A nervous giggle escaped the two maidservants standing behind him. Alicia hid her chagrin. It wasn’t like her to speak so familiarly to strangers. The encounter with Drake must have addled her senses.

MacAllister cleared his throat. “Cheever tallies the accounts here,” he grunted. “Oftimes he still fancies himself a thespian.”

“You were once an actor?” Alicia asked Cheever.

“As true and dedicated a performer as ever trod the boards. Until one fateful night when a vigorous sword fight sent me tumbling off the stage.” He jabbed an imaginary blade into the air, then dropped his hand to his lap. “Alas, I lost not only the use of my legs, but my livelihood as well. No one would hire a cripple. That is, no one but the esteemed Drake Wilder.”

“God bless Mr. Wilder,” the pregnant maidservant whispered fervently.

“Go on,” MacAllister prompted her, “tell m’lady yer tale.”

She bobbed an awkward curtsy to Alicia. “Wot ’appened is, Mr. Wilder were the only bloke who’d gi’ me a place after me master used me ill, then tossed me out on the street.”

A freckle-faced footman took her hand. “Y-y-you’re safe now,” he stammered. “W-w-with us.” When she smiled shyly at him, he ducked his head, his cheeks beet-red.

The two giggling maids were orphans, Alicia learned, sisters who had been rescued from a hard life in the workhouse. While they spoke of Drake with a worshipful admiration, Alicia smiled politely.

But deep inside, she felt shaken, unable to withstand a flood tide of confusion.
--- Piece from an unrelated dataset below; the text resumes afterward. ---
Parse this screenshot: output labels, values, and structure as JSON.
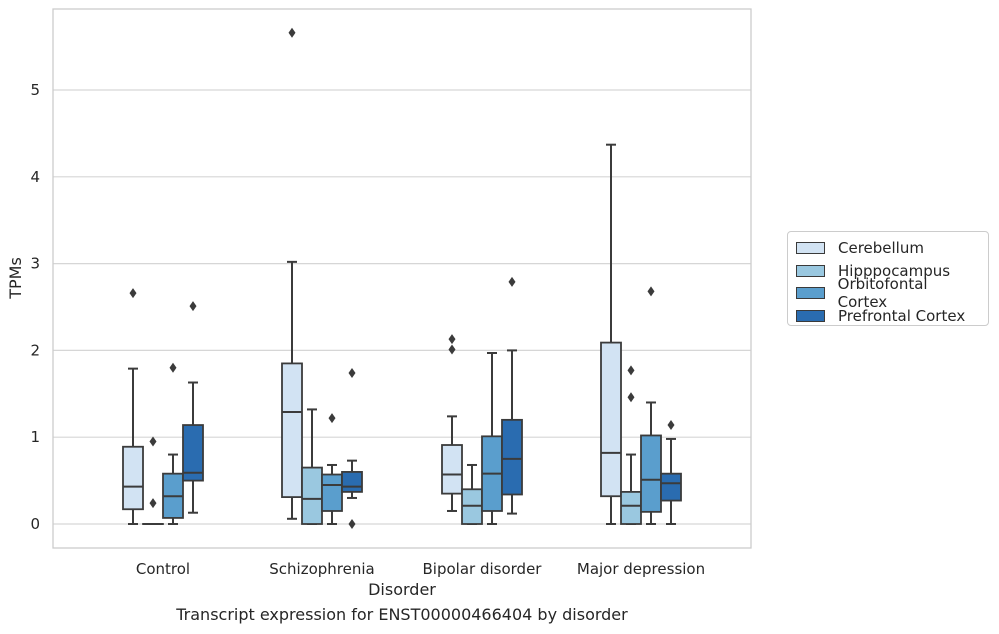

Drake had provided employment for these desperate souls who might have starved otherwise? The conniving rogue who had led Gerald astray also played the philanthropist? How could she reconcile two such divergent sides in one man?

“Go awa’ wi’ ye now,” MacAllister told the servants. “An’ bring the lady her tay.”

The servants hastened out, leaving Alicia alone with the butler. She sank into the nearest chair and frowned down at the burled pattern in the oak table. “Who is he?” she mused aloud.

“M’lady?”

She looked up to see MacAllister sitting across from her, and she searched his gloomy features for answers. The tangle of her emotions stifled her natural reticence. “My husband,” she said in a rush of frustration. “He’s like two utterly different people. The ruthless gambler … and the generous benefactor who helped Cheever and the other servants here. And at home, too.” She paused, faintly astonished to realize the extent of his munificence. “There’s Kitty, our deaf housemaid. Chalkers, the drunken butler. And the coachman—the one who made me late to my wedding.”

“Aye, Big Bill. A braw pugilist in his time, till his brains got rattled a bit too much.” MacAllister tapped his skull, then leaned forward, bracing his elbows on the table. “And dinna forget Mrs. Yates.”

Alicia stiffened. “What about her?”

“’Tis the most dire tale of them all,” he said. “Wilder found her half dead from a beatin’. Many’s the man who’d’ve driven on by an’ left the puir soul lyin’ in the ditch. But he brung her home, fetched the physician, and had her nursed for months till she recovered.”

Alicia stared, dumbfounded. The woman from Whitechapel who had been battered by her husband. Drake had said the shock had caused her to lose her wits for a while. That defenseless invalid was … Mrs. Yates?

Impossible. But there could be no reason for MacAllister to lie. Not when she could easily find out the truth.

Resentment and understanding warred within her. Against her will, she realized that the impertinent housekeeper must view Drake as her savior. As such, she would feel a certain possessiveness toward him.

Shaken by her own violent jealousy, Alicia wanted to believe she didn’t care if Drake took a mistress. But she couldn’t fool herself. If he dared to kiss and caress any other woman, to do with her that profoundly intimate act that should belong to married couples only.…

Holding fast to her anger, she said, “If Drake likes to help people so much, then how can he encourage my brother to gamble?”

“To gamble?” Regarding her blankly, MacAllister shook his head. “The master didna tell you?”

“Oh, he mentioned something about Gerald having a position here. As a croupier, no doubt. But if my brother so much as puts his hand on a pair of dice or deals a deck of cards, he will be drawn into the game.”